Sweet spot: 100-300 requests/minute with randomized delays between batches.
2. Layer Your Anti-Detection
Don't rely solely on the API's proxy rotation. Add your own behavioral randomization:
- Vary request timing patterns
- Mix profile and company page requests
- Occasionally visit other pages (to mimic real browsing)
Think like a human, not like a bot.
3. Build Deduplication from Day One
LinkedIn profiles change URLs, people switch companies, job titles get updated.

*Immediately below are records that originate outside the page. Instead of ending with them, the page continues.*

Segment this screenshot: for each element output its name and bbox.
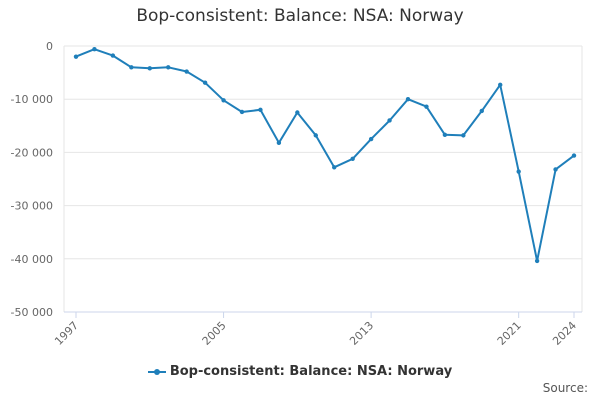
data-point[interactable] — [387, 118, 392, 123]
data-point[interactable] — [129, 65, 134, 70]
data-point[interactable] — [498, 82, 503, 88]
data-point[interactable] — [553, 167, 558, 172]
data-point[interactable] — [110, 53, 116, 58]
data-point[interactable] — [147, 66, 152, 71]
legend-dot-icon — [153, 368, 160, 375]
y-axis-ticks: 0 -10 000 -20 000 -30 000 -40 000 -50 000 — [11, 40, 53, 319]
chart-title: Bop-consistent: Balance: NSA: Norway — [136, 6, 464, 26]
x-tick-label: 2013 — [347, 319, 376, 348]
data-point[interactable] — [350, 156, 355, 161]
series-line[interactable] — [75, 48, 575, 262]
gridlines — [64, 45, 582, 313]
data-point[interactable] — [534, 258, 540, 264]
data-point[interactable] — [258, 107, 263, 113]
y-tick-label: -20 000 — [11, 146, 53, 159]
x-tick-label: 2024 — [550, 319, 579, 348]
data-point[interactable] — [368, 136, 374, 142]
y-tick-label: -10 000 — [11, 93, 53, 106]
data-point[interactable] — [166, 65, 171, 70]
data-point[interactable] — [442, 132, 448, 138]
data-point[interactable] — [424, 104, 429, 109]
data-point[interactable] — [202, 80, 208, 85]
data-point[interactable] — [73, 54, 79, 59]
y-tick-label: -30 000 — [11, 200, 53, 213]
y-tick-label: 0 — [46, 40, 53, 53]
axes — [63, 46, 583, 313]
data-point[interactable] — [92, 46, 97, 52]
data-point[interactable] — [461, 133, 466, 138]
x-tick-label: 2021 — [495, 319, 524, 348]
y-tick-label: -50 000 — [11, 306, 53, 319]
legend-series-marker — [147, 367, 166, 377]
data-point[interactable] — [479, 108, 484, 114]
data-point[interactable] — [571, 153, 577, 158]
data-point[interactable] — [313, 133, 318, 138]
legend-label: Bop-consistent: Balance: NSA: Norway — [169, 364, 453, 379]
data-point[interactable] — [184, 69, 189, 74]
x-axis-ticks: 1997 2005 2013 2021 2024 — [52, 312, 579, 348]
data-point[interactable] — [516, 169, 521, 174]
data-point[interactable] — [221, 98, 226, 103]
data-point[interactable] — [239, 109, 245, 115]
source-credit: Source: — [542, 381, 588, 395]
data-point[interactable] — [276, 140, 282, 146]
data-point[interactable] — [332, 165, 337, 170]
data-point[interactable] — [295, 110, 300, 115]
data-point[interactable] — [405, 97, 411, 102]
x-tick-label: 1997 — [52, 319, 81, 348]
legend[interactable]: Bop-consistent: Balance: NSA: Norway — [0, 364, 600, 379]
y-tick-label: -40 000 — [11, 253, 53, 266]
x-tick-label: 2005 — [200, 319, 229, 348]
series-layer — [73, 46, 577, 264]
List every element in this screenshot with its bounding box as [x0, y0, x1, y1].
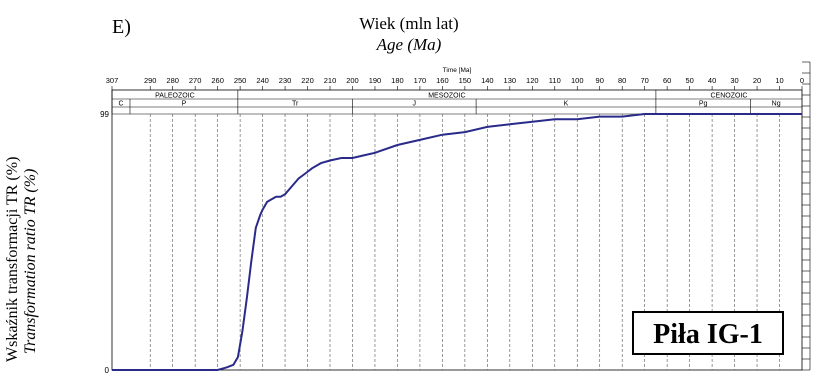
x-tick-label: 70 [640, 76, 648, 85]
x-tick-label: 50 [685, 76, 693, 85]
era-label: MESOZOIC [428, 93, 465, 100]
period-label: C [118, 101, 123, 108]
x-tick-label: 10 [775, 76, 783, 85]
x-tick-label: 260 [211, 76, 224, 85]
x-tick-label: 170 [414, 76, 427, 85]
era-label: CENOZOIC [710, 93, 747, 100]
x-tick-label: 110 [549, 76, 561, 85]
panel-label: E) [112, 16, 131, 38]
period-label: P [182, 101, 187, 108]
x-tick-label: 60 [663, 76, 671, 85]
x-tick-label: 290 [144, 76, 157, 85]
period-label: Tr [292, 101, 299, 108]
x-tick-label: 120 [526, 76, 539, 85]
period-label: Pg [699, 101, 708, 108]
period-label: J [413, 101, 417, 108]
x-tick-label: 140 [481, 76, 494, 85]
y-tick-label: 99 [100, 110, 109, 119]
well-name-box: Piła IG-1 [632, 311, 784, 355]
x-tick-label: 307 [106, 76, 119, 85]
x-tick-label: 220 [301, 76, 314, 85]
era-label: PALEOZOIC [155, 93, 195, 100]
x-tick-label: 250 [234, 76, 247, 85]
plot-frame [111, 89, 803, 371]
x-tick-label: 130 [504, 76, 517, 85]
x-tick-label: 30 [730, 76, 738, 85]
x-tick-label: 210 [324, 76, 337, 85]
x-tick-label: 240 [256, 76, 269, 85]
period-label: K [564, 101, 569, 108]
period-label: Ng [772, 101, 781, 108]
x-tick-label: 20 [753, 76, 761, 85]
x-tick-label: 270 [189, 76, 202, 85]
x-tick-label: 160 [436, 76, 449, 85]
x-tick-label: 40 [708, 76, 716, 85]
y-tick-label: 0 [105, 366, 110, 374]
x-tick-label: 150 [459, 76, 472, 85]
series-line [112, 113, 802, 371]
chart-subtitle: Age (Ma) [376, 35, 442, 54]
x-tick-label: 90 [596, 76, 604, 85]
x-tick-label: 100 [571, 76, 584, 85]
x-tick-label: 0 [800, 76, 804, 85]
x-tick-label: 190 [369, 76, 382, 85]
x-tick-label: 180 [391, 76, 404, 85]
x-tick-label: 200 [346, 76, 359, 85]
x-tick-label: 80 [618, 76, 626, 85]
x-tick-label: 280 [166, 76, 179, 85]
chart-title: Wiek (mln lat) [359, 14, 459, 33]
x-axis-caption: Time [Ma] [443, 67, 472, 74]
x-tick-label: 230 [279, 76, 292, 85]
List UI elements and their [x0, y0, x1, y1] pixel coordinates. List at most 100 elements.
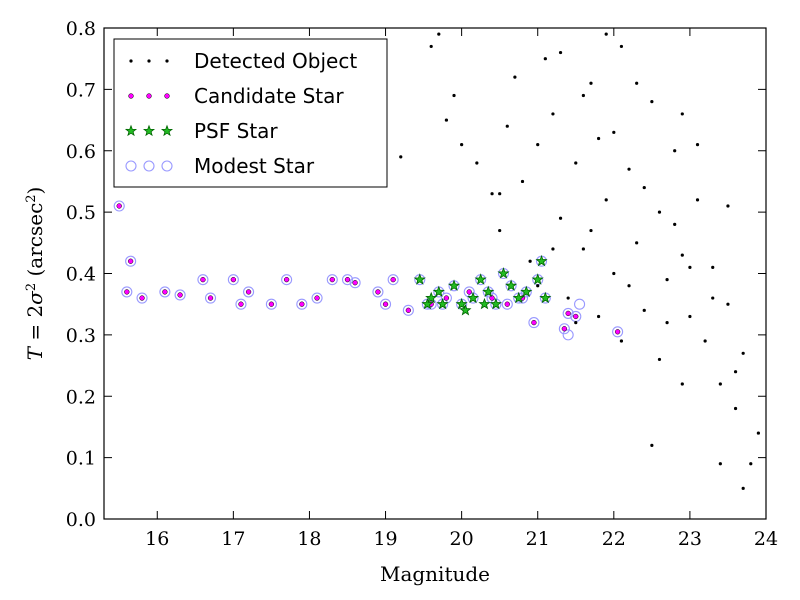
legend-item: PSF Star [124, 119, 278, 143]
legend-label: Detected Object [194, 49, 357, 73]
data-point [619, 44, 624, 49]
data-point [326, 274, 338, 286]
data-point [627, 284, 631, 288]
x-tick-label: 20 [450, 528, 474, 550]
data-point [680, 112, 684, 116]
data-point [581, 93, 585, 98]
data-point [474, 273, 487, 285]
data-point [235, 298, 247, 310]
data-point [245, 289, 252, 295]
x-tick-label: 22 [602, 528, 626, 550]
data-point [314, 295, 320, 301]
x-axis-label: Magnitude [380, 562, 490, 586]
data-point [688, 265, 692, 269]
legend-marker [146, 93, 152, 99]
data-point [604, 198, 608, 202]
data-point [447, 279, 461, 291]
legend-label: PSF Star [194, 119, 278, 143]
series-candidate-star [116, 203, 621, 335]
data-point [505, 124, 509, 128]
data-point [283, 276, 290, 283]
data-point [207, 295, 214, 301]
y-tick-label: 0.8 [66, 18, 96, 40]
legend-item: Modest Star [125, 154, 315, 178]
data-point [482, 285, 495, 298]
data-point [650, 443, 654, 447]
data-point [124, 289, 130, 295]
series-detected-object [399, 32, 760, 490]
data-point [726, 302, 730, 306]
data-point [657, 210, 662, 214]
data-point [749, 462, 753, 466]
data-point [612, 326, 624, 338]
data-point [299, 301, 305, 307]
data-point [614, 329, 621, 335]
data-point [539, 291, 552, 304]
data-point [136, 292, 148, 304]
data-point [475, 161, 479, 165]
data-point [726, 204, 730, 208]
legend-marker [147, 59, 151, 63]
data-point [680, 253, 684, 257]
data-point [574, 321, 578, 325]
data-point [159, 286, 171, 298]
data-point [116, 203, 122, 209]
y-tick-label: 0.6 [66, 141, 96, 163]
data-point [551, 247, 555, 251]
y-tick-label: 0.5 [66, 202, 96, 224]
data-point [741, 351, 745, 355]
data-point [437, 32, 441, 36]
data-point [489, 297, 502, 310]
data-point [268, 301, 275, 307]
y-label-sq: 2 [24, 283, 39, 291]
data-point [127, 258, 134, 264]
data-point [665, 278, 669, 282]
legend-marker [143, 160, 155, 172]
data-point [642, 185, 646, 190]
data-point [227, 274, 239, 286]
data-point [531, 319, 537, 326]
data-point [589, 228, 593, 233]
data-point [695, 143, 700, 147]
data-point [581, 247, 585, 251]
data-point [561, 326, 568, 332]
data-point [596, 314, 601, 319]
legend-marker [124, 124, 138, 137]
data-point [162, 289, 168, 295]
data-point [528, 259, 532, 263]
data-point [596, 136, 601, 141]
x-tick-label: 21 [526, 528, 550, 550]
data-point [695, 198, 700, 202]
data-point [604, 32, 608, 36]
legend-marker [128, 93, 134, 99]
y-label-unit: (arcsec [23, 203, 47, 283]
data-point [421, 297, 434, 310]
data-point [558, 323, 570, 335]
x-tick-label: 24 [754, 528, 778, 550]
data-point [574, 298, 586, 310]
data-point [711, 265, 715, 269]
data-point [200, 276, 206, 283]
data-point [352, 280, 358, 286]
data-point [379, 298, 392, 310]
data-point [490, 192, 494, 196]
data-point [399, 155, 403, 159]
data-point [657, 357, 662, 362]
data-point [520, 179, 525, 184]
data-point [413, 273, 426, 285]
data-point [619, 339, 624, 343]
data-point [718, 462, 722, 466]
data-point [372, 286, 384, 298]
data-point [387, 274, 399, 286]
data-point [402, 304, 414, 316]
legend-marker [164, 93, 170, 99]
data-point [505, 279, 518, 291]
data-point [688, 314, 692, 319]
data-point [497, 267, 510, 279]
data-point [627, 167, 631, 171]
legend-item: Candidate Star [128, 84, 344, 108]
legend-marker [160, 124, 174, 137]
data-point [452, 93, 456, 98]
data-point [121, 286, 133, 298]
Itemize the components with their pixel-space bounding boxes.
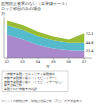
x-tick-label: 04: [36, 60, 41, 64]
end-label: 72.1: [86, 32, 94, 36]
subtitle: ロック部品のみの場合: [1, 6, 41, 11]
end-label: 44.8: [86, 41, 94, 45]
y-axis-label: 万: [1, 11, 5, 16]
plot-area: [7, 20, 84, 58]
x-axis: [4, 58, 92, 59]
area: [7, 20, 84, 42]
annotation: 盗難された自動車の内訳: [4, 87, 37, 91]
x-tick-label: 03: [20, 60, 24, 64]
end-label: 21.4: [86, 49, 95, 53]
annotation-box: [2, 71, 68, 91]
caption: プロットの横軸は年、縦軸は登録台数（万台）の予測値表示: [1, 99, 82, 103]
x-tick-label: 05: [51, 60, 55, 64]
x-tick-label: 07: [82, 60, 86, 64]
x-tick-label: 02: [5, 60, 9, 64]
y-axis: [4, 17, 5, 58]
x-tick-label: 06: [67, 60, 71, 64]
chart: 盗難防止装置のない（未登録ケース）ロック部品のみの場合万020304050607…: [0, 0, 105, 105]
x-axis-label: 年: [46, 64, 50, 69]
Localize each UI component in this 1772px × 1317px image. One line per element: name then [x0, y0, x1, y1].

Your data pipeline needs:
- Unique identifiers (LinkedIn profile IDs, not just names)
- Timestamp tracking for updates
- Merge logic for duplicate records
I've seen teams waste weeks cleaning up databases because they didn't deduplicate early.
4. Monitor Success Rates Daily
Set up alerts if your success rate drops below 90%. This is your early warning system that something changed—either the target site updated their defenses or your API provider is having issues.
5. Have a Backup Plan
I run primary scraping through Bright Data and have ScraperAPI as a backup. When one fails, the other usually works. Redundancy = uptime.
6. Legal Compliance Isn't Optional
Include robots.txt respect, GDPR compliance, and clear data usage policies in your workflow. The last thing you need is a cease-and-desist letter when you're trying to scale revenue.
Conclusion
There’s no universal “best” web scraping API—only the best fit for your unique needs. After working with all six major platforms across different projects, I’ve found each excels in its own way. Your task is to align your requirements—volume, budget, technical capabilities, and compliance—with the provider that matches.
The B2B lead gen landscape is evolving fast. As we move through 2026, I'm watching three trends:
- AI-powered data extraction that adapts to site changes automatically
- Real-time enrichment APIs that combine scraped data with third-party signals
- Privacy-first scraping frameworks that balance data access with regulatory compliance
The companies that win will be those who turn public web data into high-quality, actionable outbound lists—faster and more efficiently than their competitors.
You've got the roadmap. Now go build something that drives revenue.